SqashFS is a read-only filesystem. In order to make it appear to be read/write (for installing packages, OpenWrt/LENE uses an Overlay filesystem over the SquashFS. This makes resetting back to initial state easy, since the overlay FS is erased, leaving the original Squash FS.
OpenWrt supports several Processor types, and includes support for over 1000 routers (even the Raspberry Pi)
The most recent release is 17.01.4 (released in October 2017)
When Installations go bad
Fortunately, this rarely happens.
OpenWrt/LEDE comes with excellent support for IPv6, including transition methods such as tunneling to Hurricane Electric (e.g. if you have IPv4-only Shaw). Allowing you to move the router to the future.
OpenWrt supports older routers, including these with only 4MB of flash. LEDE support list has a minimum of 8MB of flash required.
A fully functional web interface LuCI, as well as a command line interface (CLI) via ssh is available for configuration.
Many how-to’s are included making it easier to configure features such as VPN links, Asterix(VoIP switch), USB Webcam, and even a general purpose webserver.
A smaller world
Routers have less memory, and storage (flash) than single board computers, such as the Raspberry Pi, or Odroid. Typically a modern router will have 8MB of flash, and 64 MB of RAM. But even with a smaller amount of storage, many useful packages (OpenVPN, bash, tayga(NAT64), etc.)
Other Open Source Software for Routers
OpenWrt/LEDE is not the only open source software (OSS) for your router. Linksys open sourcing, spawned several other WRT-based router projects.
|Release Date||May 2015||Oct 2017||July 2008||June 2010|
|# Routers supported||680||820||379||21|
Degree of difficulty
The other OSS router projects are a monolithic approach, which means once installed, you have all the features you will have. There is no ability to add features/packages after the initial install. This tends to make the monolithic OSS easier for beginners.

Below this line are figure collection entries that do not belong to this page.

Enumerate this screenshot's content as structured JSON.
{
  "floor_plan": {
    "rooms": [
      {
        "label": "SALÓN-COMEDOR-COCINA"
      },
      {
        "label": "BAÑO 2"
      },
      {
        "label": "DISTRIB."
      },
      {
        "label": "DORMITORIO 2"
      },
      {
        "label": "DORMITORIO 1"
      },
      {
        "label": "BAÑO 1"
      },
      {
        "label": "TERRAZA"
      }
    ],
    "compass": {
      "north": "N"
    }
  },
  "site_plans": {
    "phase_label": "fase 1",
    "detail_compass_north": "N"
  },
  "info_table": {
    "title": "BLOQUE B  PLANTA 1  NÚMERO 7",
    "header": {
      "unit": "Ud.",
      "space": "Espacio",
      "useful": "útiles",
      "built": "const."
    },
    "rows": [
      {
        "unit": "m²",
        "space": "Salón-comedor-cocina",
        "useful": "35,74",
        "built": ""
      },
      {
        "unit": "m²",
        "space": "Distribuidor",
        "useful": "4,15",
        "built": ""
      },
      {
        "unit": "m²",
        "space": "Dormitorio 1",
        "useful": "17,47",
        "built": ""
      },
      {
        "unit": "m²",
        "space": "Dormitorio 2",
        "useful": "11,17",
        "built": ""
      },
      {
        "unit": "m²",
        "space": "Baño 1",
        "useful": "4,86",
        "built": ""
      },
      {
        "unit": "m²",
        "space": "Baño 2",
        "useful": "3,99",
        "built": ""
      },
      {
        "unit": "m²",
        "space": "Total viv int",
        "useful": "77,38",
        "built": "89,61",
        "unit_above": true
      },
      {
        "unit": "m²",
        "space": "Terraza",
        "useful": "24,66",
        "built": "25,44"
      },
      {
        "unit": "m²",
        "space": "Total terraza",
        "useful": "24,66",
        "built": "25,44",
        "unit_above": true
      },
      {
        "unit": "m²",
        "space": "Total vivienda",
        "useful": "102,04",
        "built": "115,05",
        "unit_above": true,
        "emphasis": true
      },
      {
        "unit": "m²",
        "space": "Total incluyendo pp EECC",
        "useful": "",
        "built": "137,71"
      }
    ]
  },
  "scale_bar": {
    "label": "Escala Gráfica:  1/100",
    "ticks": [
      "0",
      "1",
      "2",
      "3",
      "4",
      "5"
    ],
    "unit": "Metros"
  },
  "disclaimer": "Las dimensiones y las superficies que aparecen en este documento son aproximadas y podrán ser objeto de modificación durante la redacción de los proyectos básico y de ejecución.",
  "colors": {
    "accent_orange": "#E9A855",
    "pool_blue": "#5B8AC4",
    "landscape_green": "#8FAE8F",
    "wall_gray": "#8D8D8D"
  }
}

Although Tomato is no longer actively being developed, there are many forks for that project including the most recent, Kill72 Mod, designed for ARM-based routers which was released this month (Oct 2017).
Web GUI – DEMO
The LuCI interface is rather clean, menu driven with most of the configuration in Network Menu. Configuration of:
* Network Interfaces
* Wifi/Wireless interfaces – including scanning
* Firewall – a nice protocol unified approach
The System Menu includes
* installation of Software packages
* Backup/Flash Software
The Status Menu includes
* Overview – provides info on memory used, wireless devices attached, DHCP/DHCPv6 addresses given out (leases)

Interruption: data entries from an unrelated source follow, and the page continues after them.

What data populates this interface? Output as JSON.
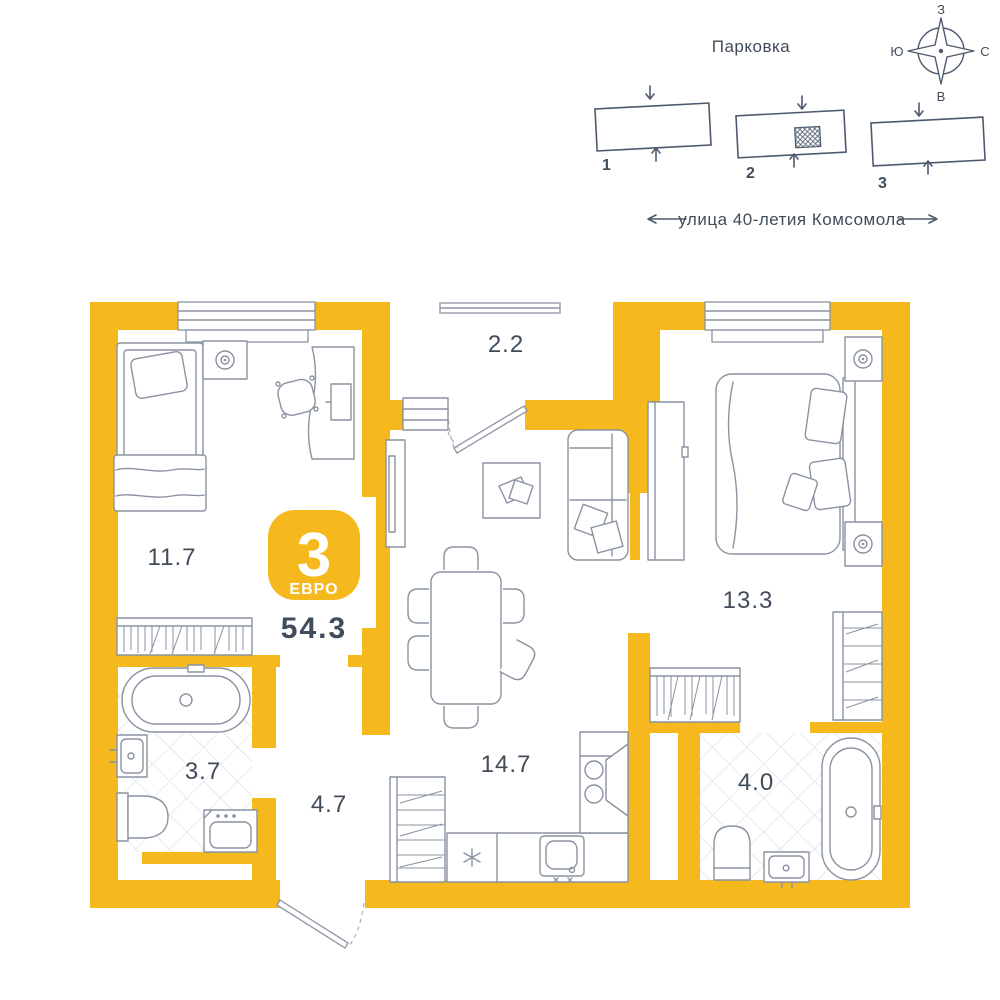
{
  "colors": {
    "wall": "#f5b81d",
    "line": "#4d5a6e",
    "ink": "#414c5a",
    "furn": "#8a93a1",
    "tile": "#d9dde3"
  },
  "site_plan": {
    "title": "Парковка",
    "street": "улица 40-летия Комсомола",
    "buildings": [
      {
        "label": "1"
      },
      {
        "label": "2"
      },
      {
        "label": "3"
      }
    ],
    "current_building": "2"
  },
  "compass": {
    "top": "З",
    "left": "Ю",
    "right": "С",
    "bottom": "В"
  },
  "apartment": {
    "rooms_count": "3",
    "layout_type": "ЕВРО",
    "total_area": "54.3",
    "rooms": [
      {
        "id": "bedroom-1",
        "area": "11.7"
      },
      {
        "id": "balcony",
        "area": "2.2"
      },
      {
        "id": "bedroom-2",
        "area": "13.3"
      },
      {
        "id": "bathroom-1",
        "area": "3.7"
      },
      {
        "id": "hallway",
        "area": "4.7"
      },
      {
        "id": "kitchen-living",
        "area": "14.7"
      },
      {
        "id": "bathroom-2",
        "area": "4.0"
      }
    ]
  }
}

* Realtime Graphs – displaying connections, bandwidth, and wireless signal strength
Why use OpenWrt/LEDE rather than the included router software?

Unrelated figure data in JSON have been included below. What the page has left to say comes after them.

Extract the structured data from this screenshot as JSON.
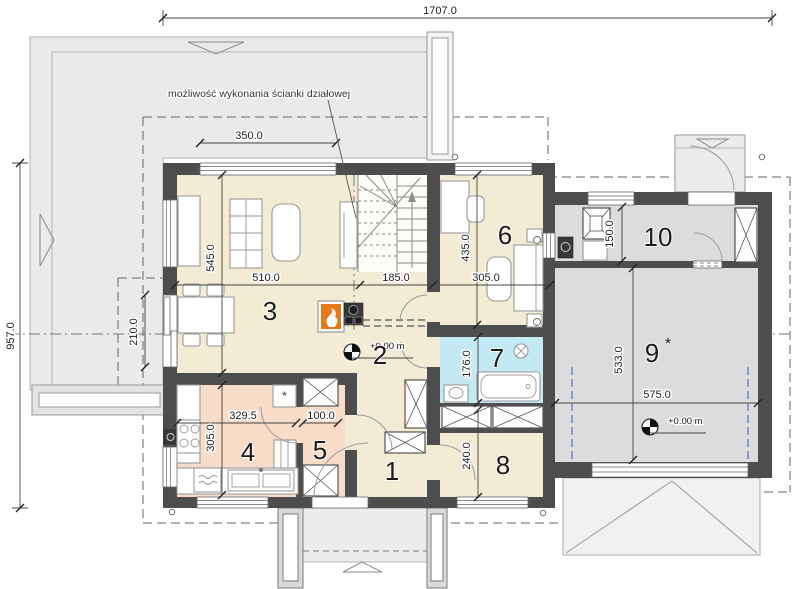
{
  "annotation": {
    "text": "możliwość wykonania ścianki działowej"
  },
  "levels": {
    "living": "+0.00 m",
    "garage": "+0.00 m"
  },
  "rooms": {
    "r1": "1",
    "r2": "2",
    "r3": "3",
    "r4": "4",
    "r5": "5",
    "r6": "6",
    "r7": "7",
    "r8": "8",
    "r9": "9",
    "r9_suffix": "*",
    "r10": "10"
  },
  "dims": {
    "total_width": "1707.0",
    "total_depth": "957.0",
    "living_window": "350.0",
    "living_depth": "545.0",
    "living_width": "510.0",
    "hall_width": "185.0",
    "bedroom_width": "305.0",
    "bedroom_depth": "435.0",
    "utility_depth": "150.0",
    "garage_depth": "533.0",
    "garage_width": "575.0",
    "terrace_door": "210.0",
    "kitchen_width": "329.5",
    "kitchen_depth": "305.0",
    "pantry_width": "100.0",
    "bath_depth": "176.0",
    "room8_depth": "240.0"
  },
  "symbols": {
    "freezer": "*"
  },
  "colors": {
    "wall": "#4d4d4d",
    "floor_main": "#f1ecd3",
    "floor_kitchen": "#f8dcc8",
    "floor_bath": "#c3e9f2",
    "floor_garage": "#dcdcdc",
    "roof": "#eaeaea",
    "fireplace_orange": "#e8791b",
    "garage_rail_blue": "#5b76e8"
  }
}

* Better tested – it is actually more reliable, since there are thousands using the same software, exploring the features, and reporting bugs when they encounter problems
* More secure – Some router manufacturers have put in back doors to make it easier for them, but also makes it easier for hackers. No backdoors in OpenWrt/LEDE
* More Control – Commercial router software has been dumbed down to make it easy. But in doing that, they remove much of the control and capabilities of the router hardware.